Stories of Progress!
by Mary E. Scholer, OT/L,
Executive Director
A 17 year old boy:
"...came in today, saying that he is riding a bike for the first time in
his life. Over the weekend rode all around Lake Cunningham. This boy
is not SPD or spectrum child, but lower functioning in school performance
and significant motor problems (gross and fine).
He has left side weakness and very poor tongue control, never being able to
pucker his lips, many articulation error, never could move his tongue around
in his mouth. Very limited diet as can't chew or swallow so many foods.
Told the mom tonight that I have hope all this will change.
Since I have been working on tongue and lip control, he is now able to
pucker his lips to blow, can move his tongue to the weak side, put the
tongue tip on the roof of his mouth (so can now say his own name and words
starting with "T" and "Th". He has never been able to do this before.
He is such a hard worker and the mouth work is more exhausting for him than
running the mile at school in 13 minutes (which is very hard for him). He
sweats bullets every time we work in his mouth, but not from anxiety, just
sheer hard work. This boy is such a pleasure to work with, so highly
motivated. The first session I met him (a few months back) I wasn't
sure if I'd be able to help him much given his age and that he's already had
several years of school based OT.
His handwriting is now legible for the first time in his life!"
8 year old Boy (a twin),
with autism: "They were in a Russian orphanage until 2 and 1/2 years.
I have seen him for 3 years. He's a spectrum child who had no desire for
interaction with others and would tend to be aggressive if children
approached him.
I suspected a problem with his vision contributing to his resistance
for closeness with parents and contributing to handwriting difficulties. His
Mom got him tested for vision therapy. He had problems with convergence.
With corrective lenses, not vision therapy, he started wanting to be
cuddled. With much work at Simoneon Center his motor skills are now
just about one year behind, but not more. His motor planning ability
has skyrocketed!
His postural control is so good now, he no longer squirms around in his
chair nor in constant motion when standing. His writing is gorgeous.
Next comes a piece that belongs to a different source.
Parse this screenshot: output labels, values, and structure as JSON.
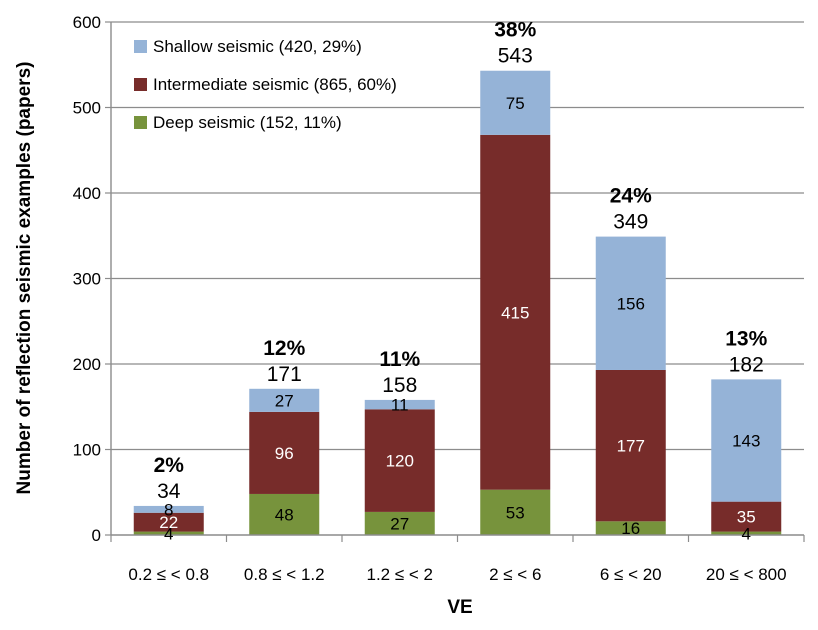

He used to take 3 hours to work on his homework. Now he can't wait to
get home to do it, enjoying it so much. His mom called chuckling,
saying she would have never believed it, but he's highly motivated to write
stories now and can't get enough of this either.
This child couldn't put a thought together to save his life last year. His
strength is maintaining (unusual for spectrum kids without regular, rigorous
input from PT or OT or family). He's doing all of the right stuff
everyday now for himself.
He wants friends now for the first time and is seeking them out, even
understanding much of others perspective. He is only seeing me 1x
per month now for monitoring since November. He's 8 years old."